Структура момента - Рустам Ибрагимбеков
Шрифт:
Интервал:
Закладка:
- Да.
- Не верю.
- Не надо притворяться. Ты и сама думаешь точно так же. Уже давно нет никакой любви. Просто изображаем ее друг перед другом и перед людьми тоже...
- Зачем?
- Не знаю. Тебе лучше знать. Приятно, наверное. Как же, такая сильная, всепобеждающая любовь! Всем на зависть. А на самом деле - для тебя это игра, развлечение...
- Неправда.
- К сожалению, правда. Игра, на которую ушли четырнадцать лет моей жизни.
- А моей?
- У тебя-то все в порядке. Ты успевала одновременно заниматься устройством своих дел.
- Опять начинаешь?
- Да, начинаю... Я потерял все, понимаешь, все... Из-за этой выдуманной, показушной любви я четырнадцать лет непрерывно вру, изворачиваюсь, прячусь от людей. А для тебя это приятная добавка к тому, что у тебя есть, развлечение после работы, отвлечение от семейных забот...
- А кто тебя заставлял?
- Ну конечно, во всем виноват я сам. Было бы удивительно, если бы ты этого не сказала. Но что поделаешь, если не все такие деловитые, как ты?! Не все могут играть в несколько игр одновременно.
- Ну какой смысл все ворошить?
Но я уже не мог остановиться.
- Конечно, во всем виноват я сам. Надо было уехать домой, а не торчать тогда здесь год из-за тебя.
- Я не это имела в виду.
- А что?
- То, что происходило потом.
- А что происходило?
- Ну не надо, прошу тебя... Сколько можно говорить об одном и том же?
- Нет, ты все же скажи, что ты имеешь в виду? То, что я вынужден был обманывать мать, врать ей и всем остальным, что учусь в университете? Тебе ли упрекать меня в этом? Я же для тебя это делал, чтобы остаться в Москве!
- А кто тебе мешал на самом деле учиться? Ты мог постудить на следующий год.

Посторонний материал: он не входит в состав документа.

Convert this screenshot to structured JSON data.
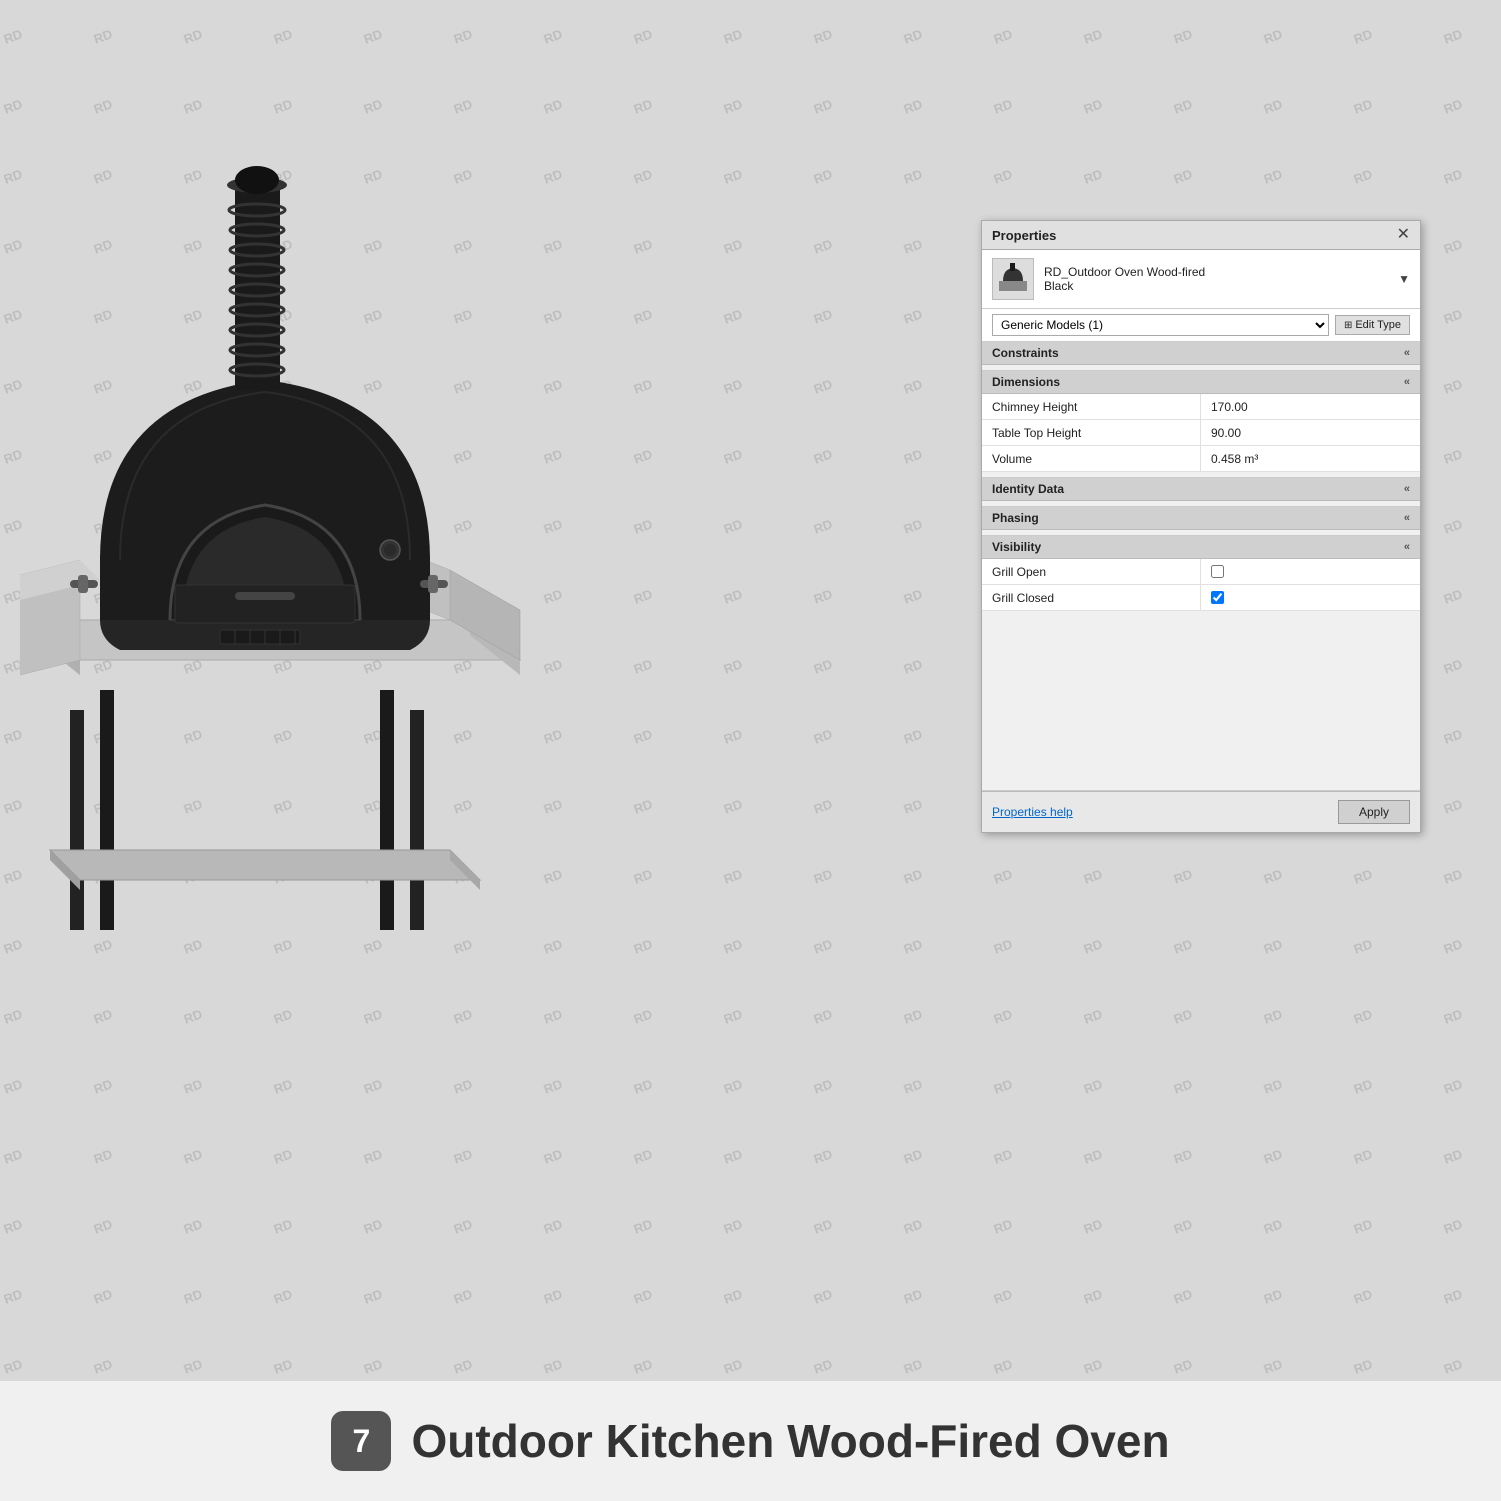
{
  "watermark": {
    "text": "RD",
    "color": "rgba(150,150,150,0.45)"
  },
  "panel": {
    "title": "Properties",
    "close_icon": "✕",
    "object": {
      "name_line1": "RD_Outdoor Oven Wood-fired",
      "name_line2": "Black"
    },
    "type_selector": {
      "value": "Generic Models (1)",
      "edit_type_label": "Edit Type"
    },
    "sections": [
      {
        "id": "constraints",
        "label": "Constraints",
        "toggle": "«",
        "rows": []
      },
      {
        "id": "dimensions",
        "label": "Dimensions",
        "toggle": "«",
        "rows": [
          {
            "label": "Chimney Height",
            "value": "170.00",
            "type": "text"
          },
          {
            "label": "Table Top Height",
            "value": "90.00",
            "type": "text"
          },
          {
            "label": "Volume",
            "value": "0.458 m³",
            "type": "text"
          }
        ]
      },
      {
        "id": "identity_data",
        "label": "Identity Data",
        "toggle": "«",
        "rows": []
      },
      {
        "id": "phasing",
        "label": "Phasing",
        "toggle": "«",
        "rows": []
      },
      {
        "id": "visibility",
        "label": "Visibility",
        "toggle": "«",
        "rows": [
          {
            "label": "Grill Open",
            "value": "",
            "type": "checkbox",
            "checked": false
          },
          {
            "label": "Grill Closed",
            "value": "",
            "type": "checkbox",
            "checked": true
          }
        ]
      }
    ],
    "footer": {
      "help_link": "Properties help",
      "apply_button": "Apply"
    }
  },
  "bottom_bar": {
    "number": "7",
    "title": "Outdoor Kitchen Wood-Fired Oven"
  }
}
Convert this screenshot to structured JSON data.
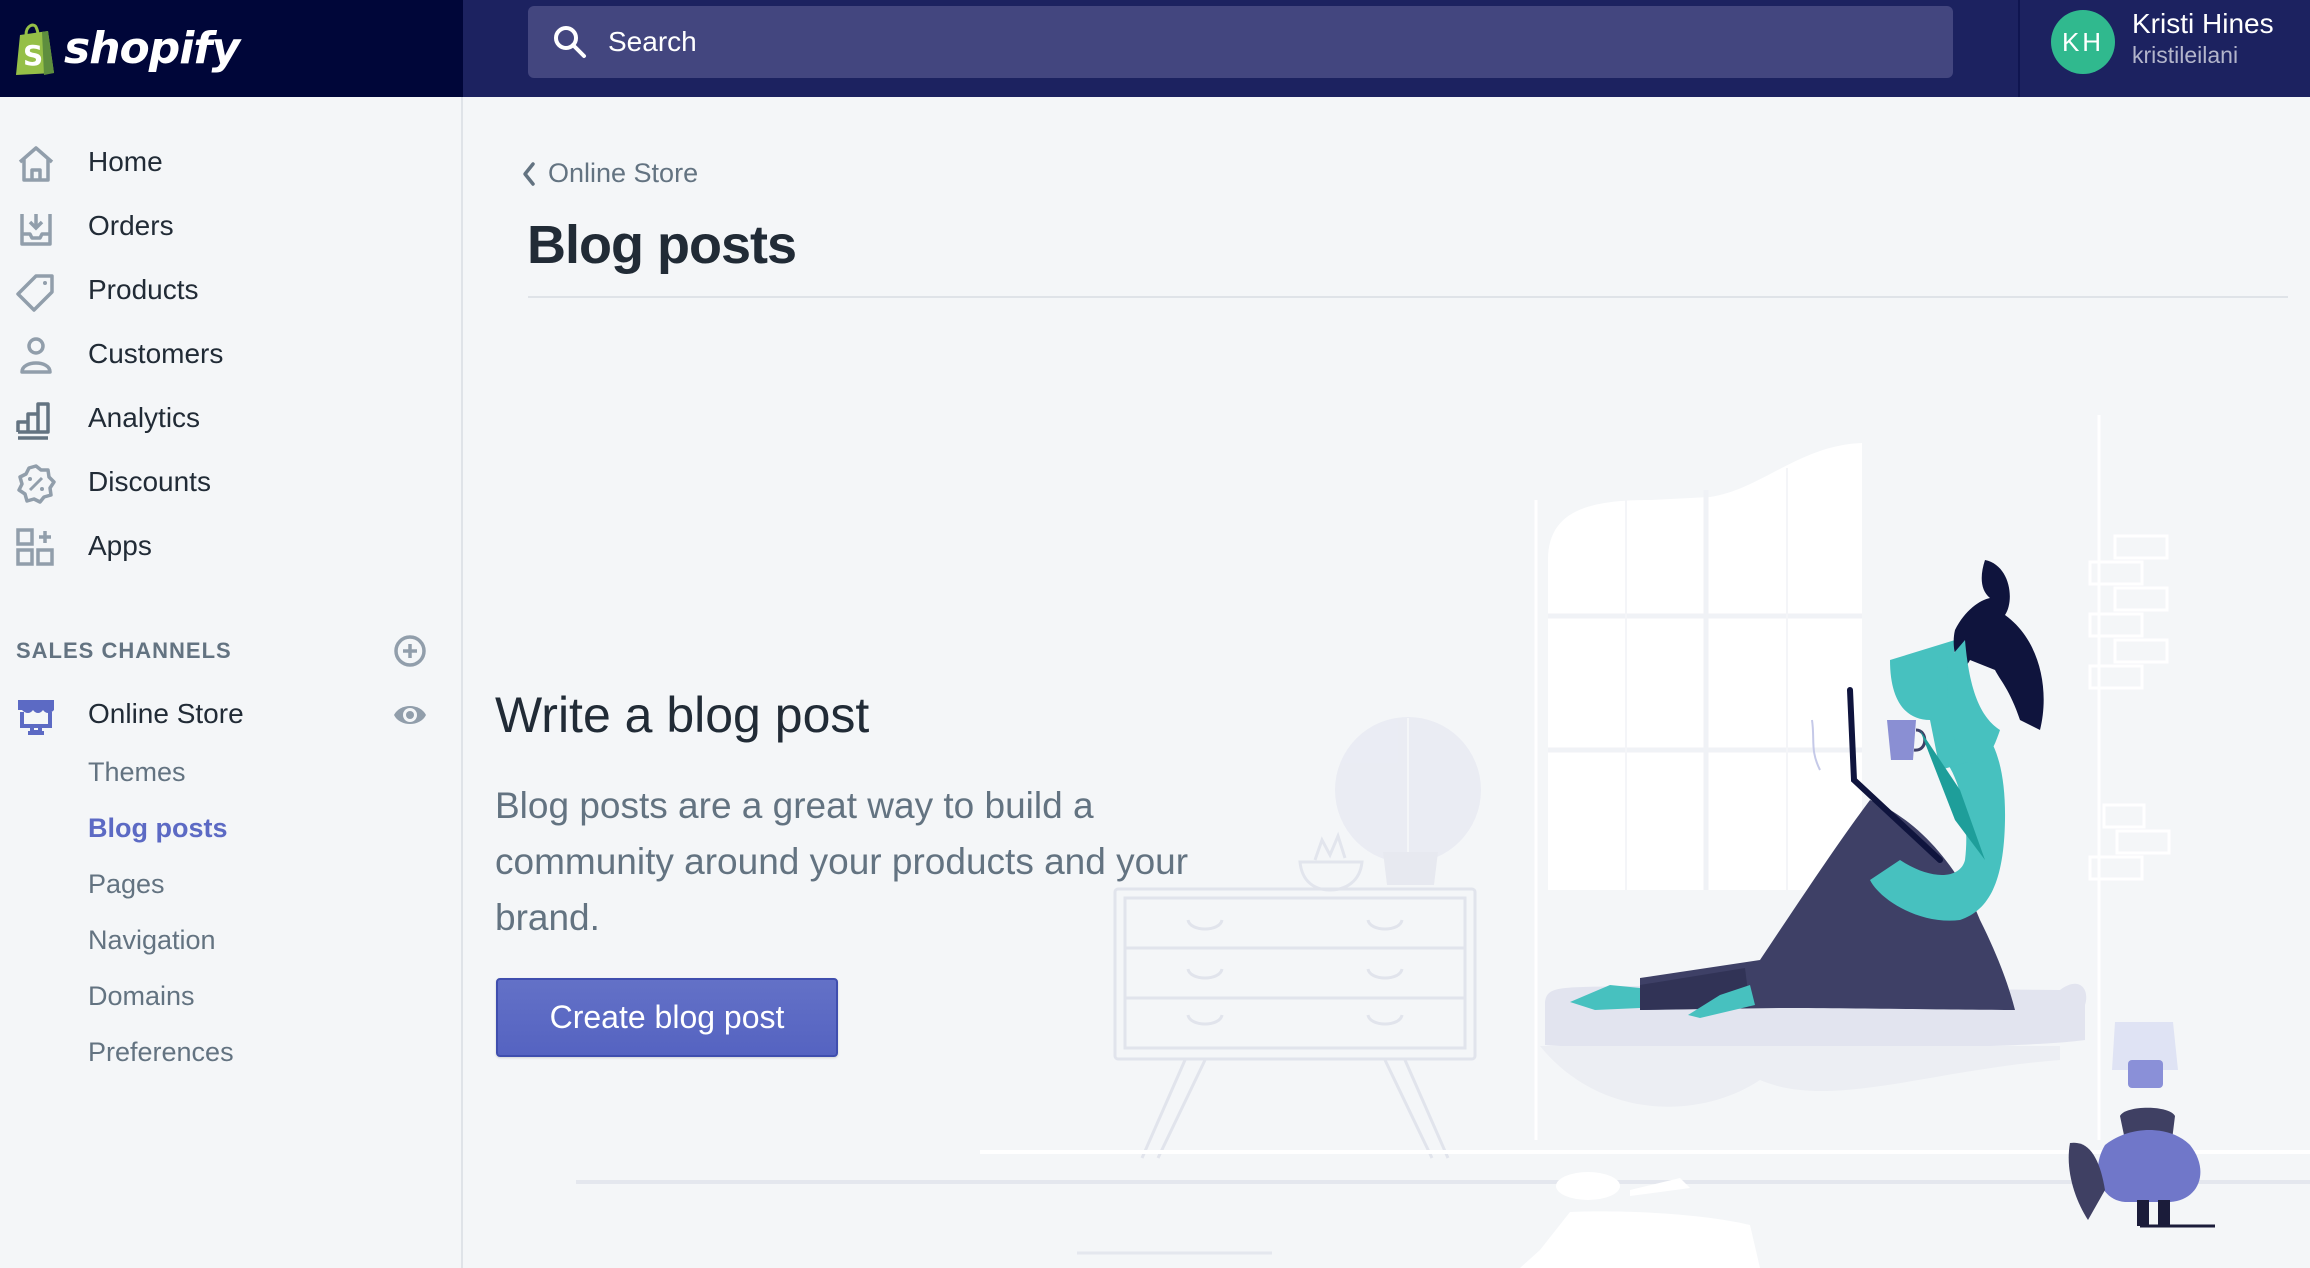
{
  "topbar": {
    "brand": "shopify",
    "search_placeholder": "Search",
    "user": {
      "initials": "KH",
      "name": "Kristi Hines",
      "handle": "kristileilani",
      "avatar_color": "#30b98e"
    }
  },
  "sidebar": {
    "items": [
      {
        "label": "Home",
        "icon": "home-icon"
      },
      {
        "label": "Orders",
        "icon": "orders-inbox-icon"
      },
      {
        "label": "Products",
        "icon": "tag-icon"
      },
      {
        "label": "Customers",
        "icon": "person-icon"
      },
      {
        "label": "Analytics",
        "icon": "bar-chart-icon"
      },
      {
        "label": "Discounts",
        "icon": "discount-badge-icon"
      },
      {
        "label": "Apps",
        "icon": "apps-grid-icon"
      }
    ],
    "sales_channels_label": "SALES CHANNELS",
    "channel": {
      "label": "Online Store",
      "icon": "storefront-icon",
      "subitems": [
        {
          "label": "Themes",
          "active": false
        },
        {
          "label": "Blog posts",
          "active": true
        },
        {
          "label": "Pages",
          "active": false
        },
        {
          "label": "Navigation",
          "active": false
        },
        {
          "label": "Domains",
          "active": false
        },
        {
          "label": "Preferences",
          "active": false
        }
      ]
    }
  },
  "page": {
    "breadcrumb": "Online Store",
    "title": "Blog posts",
    "empty_state": {
      "heading": "Write a blog post",
      "text": "Blog posts are a great way to build a community around your products and your brand.",
      "button": "Create blog post"
    }
  },
  "colors": {
    "topbar": "#1c2260",
    "logo_bg": "#000639",
    "accent": "#5c6ac4",
    "search_bg": "#43467f"
  }
}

- Ты мне мешала! Ты! - Объяснение наше по накатанной с годами дорожке скатилось к месту, где я был наиболее уязвим, и каждый раз я приходил в ярость из-за того, что Нина не упускала возможности упрекнуть меня в лености, хотя прекрасно понимала истинную причину всех моих бед. - Из-за тебя я не смог поступить ни первый раз, ни потом - не лезло ничего в голову! И из-за тебя я четырнадцать лет изображал эту чертову, давно несуществующую любовь, которая, как выяснилось, и тебе давно в тягость!
- Неправда!
- Олег все за тебя сказал. Наконец все выяснилось.
- Я люблю тебя, честное слово. - Растратив все аргументы, Нина заплакала. - Я действительно устала. Но это пройдет. Поверь мне... Ну что ты молчишь?
- Все сложнее, чем ты думаешь...
- У тебя кто-то появился?
- Нет. Но все, что я тебе сказал, - правда. Я действительно уже не могу... Я не могу и не хочу больше врать ни себе, ни другим. И давай на этом кончим!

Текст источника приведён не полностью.